Modern anlamda kalkınma bankacılığının tarihi II. Dünya Savaşı’nın bitişi ile başlamaktadır. Bu savaştan oldukça yıpranmış olarak çıkan ülkeler kendi bünyelerinde ve ülkeler üstü şekilde kurulan bir çok kalkınma bankası aracılığı ile ekonomilerini toparlamaya ve faaliyetlerini canlandırmaya çalışmışlardır.[1] Bir diğer görüşe göre de kalkınma bankalarının ilk örneklerinin 19. yüzyıl kıta Avrupası’nda ortaya çıktığı, I. Dünya Savaşı ve II. Dünya Savaşı’nın hemen ardından da, savaşların ortaya çıkardığı yıkımın olumsuz ekonomik sonuçlarını ortadan kaldırmak ve hızlı kalkınma hamlesi gerçekleştirmek amacıyla dünyanın diğer coğrafyalarına yayıldığı ifade edilmektedir.[2]
İkinci görüşte yer alan kıta Avrupası’nda ilk kalkınma bankacılığı örneklerinin görülmesi olayı da aslında Fransa’da yaşanan bir gelişim ile ilgilidir. 19.yy’da Fransa’da, uzun vadeli kaynak eksiği, birçok anonim şirketin birleşmesiyle kurulmuş bir ipotek bankası (mortgage bank) olan Credit Mobilier ile giderilmek istenmiştir. 19. yüzyılda Fransa’da, devlet teşvikli birçok yatırımda Credit Mobilier görev almıştır. Fakat Credit Mobilier’in ülke içindeki görevi ancak on beş yıl sürmüştür. On beş yıl gibi kısa bir sürenin kalkınma bankacılığında göz ardı edilebilecek bir etkisinin olduğu düşünülse de, Credit Mobilier’in kalkınma bankacılığı açısından önemi, ardından Avrupa’da birçok ülkede benzeri bankaların kurulmasına örnek teşkil etmesi olmuştur.[3] İşte bu olay ile başlayan kalkınma bankacılığı daha sonra bir çok ülkede (Almanya, Avusturya, Belçika, İtalya, İsviçre, İspanya) devam etmiştir.
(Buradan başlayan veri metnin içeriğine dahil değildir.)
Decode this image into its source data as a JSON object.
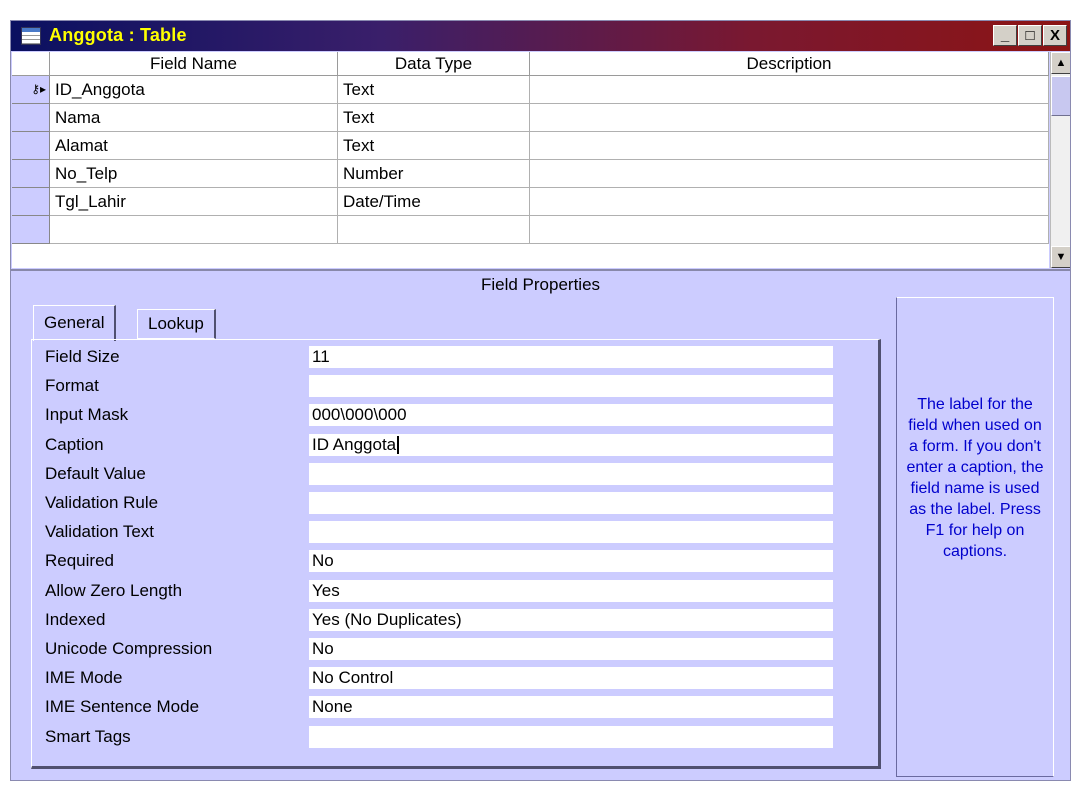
{
  "window": {
    "title": "Anggota : Table",
    "buttons": {
      "minimize": "_",
      "maximize": "□",
      "close": "X"
    }
  },
  "grid": {
    "headers": [
      "Field Name",
      "Data Type",
      "Description"
    ],
    "rows": [
      {
        "field": "ID_Anggota",
        "type": "Text",
        "description": "",
        "primary_key": true
      },
      {
        "field": "Nama",
        "type": "Text",
        "description": ""
      },
      {
        "field": "Alamat",
        "type": "Text",
        "description": ""
      },
      {
        "field": "No_Telp",
        "type": "Number",
        "description": ""
      },
      {
        "field": "Tgl_Lahir",
        "type": "Date/Time",
        "description": ""
      },
      {
        "field": "",
        "type": "",
        "description": ""
      }
    ]
  },
  "field_properties": {
    "section_title": "Field Properties",
    "tabs": [
      "General",
      "Lookup"
    ],
    "active_tab": "General",
    "properties": [
      {
        "label": "Field Size",
        "value": "11"
      },
      {
        "label": "Format",
        "value": ""
      },
      {
        "label": "Input Mask",
        "value": "000\\000\\000"
      },
      {
        "label": "Caption",
        "value": "ID Anggota"
      },
      {
        "label": "Default Value",
        "value": ""
      },
      {
        "label": "Validation Rule",
        "value": ""
      },
      {
        "label": "Validation Text",
        "value": ""
      },
      {
        "label": "Required",
        "value": "No"
      },
      {
        "label": "Allow Zero Length",
        "value": "Yes"
      },
      {
        "label": "Indexed",
        "value": "Yes (No Duplicates)"
      },
      {
        "label": "Unicode Compression",
        "value": "No"
      },
      {
        "label": "IME Mode",
        "value": "No Control"
      },
      {
        "label": "IME Sentence Mode",
        "value": "None"
      },
      {
        "label": "Smart Tags",
        "value": ""
      }
    ],
    "help_text": "The label for the field when used on a form.  If you don't enter a caption, the field name is used as the label.  Press F1 for help on captions."
  },
  "colors": {
    "window_bg": "#ccccff",
    "title_text": "#ffff00",
    "help_text": "#0000cc"
  }
}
ABD’de sanayinin finansmanı, 19.yy sonlarında, kalkınma bankacılığı vasıtasıyla devlet düzeyinde başlatılmıştır. “Ticari Bankalar” ya da “Endüstriyel Bankalar”, günümüz modern uluslararası kalkınma bankalarının fonksiyonlarını yerine getiriyordu. Bu bankaların birincil fonksiyonu, “Birleşik Devletler’de demiryollarının inşa edilmesi gibi yüksek kar vaat eden ve fakat istisnai ölçüde yüksek riskli yeni üretim alanlarındaki projelere uzun-vadeli finansman desteği sağlamak” şeklinde belirlenmişti.
Az gelişmiş veya gelişmekte olan ülkelerde ise durum daha farklıdır. Bu ülkelerin özellikle ekonomilerini gelişmiş toplumlar seviyesine yükseltmek için daha fazla tedbir almaları gerekmiştir.
Bir diğer örnekte ise Meksika, kendi kalkınma bankası olan El Banco de Avio’yu 19. yy başlarında zaten kurmuş bulunuyordu. 1821’de faaliyete geçen bu banka, hem Kuzey-Güney demiryolu sisteminin inşasına katkıda bulunmuş; hem de pamuk, demir, ipek, yün ve kağıt imalatçılarına kredi vermek veya Avrupa’dan satın alınan makine/ekipmanı kredilendirmek gibi daha küçük ölçekli finansman desteği sağlamıştır.[4]
I. ve II. Dünya Savaşı’nın sebep olduğu ekonomik yıkım ve ardından gelen buhran dönemi sonrası kalkınmanın finansmanı için bir çok az gelişmiş ülkede kalkınma bankaları kurulmuştur. Bu süreç iki dünya savaşı arası dönem olan 1920–1945 arası dönemi kapsamaktadır. Latin Amerika ülkeleri kapsamında Şili’de Corporacion de Fomento, bu alanda bir ilk olması özelliğiyle, diğer azgelişmiş ülkelerde kalkınma bankacılığının yeşermesi anlamında destekleyici olmuştur.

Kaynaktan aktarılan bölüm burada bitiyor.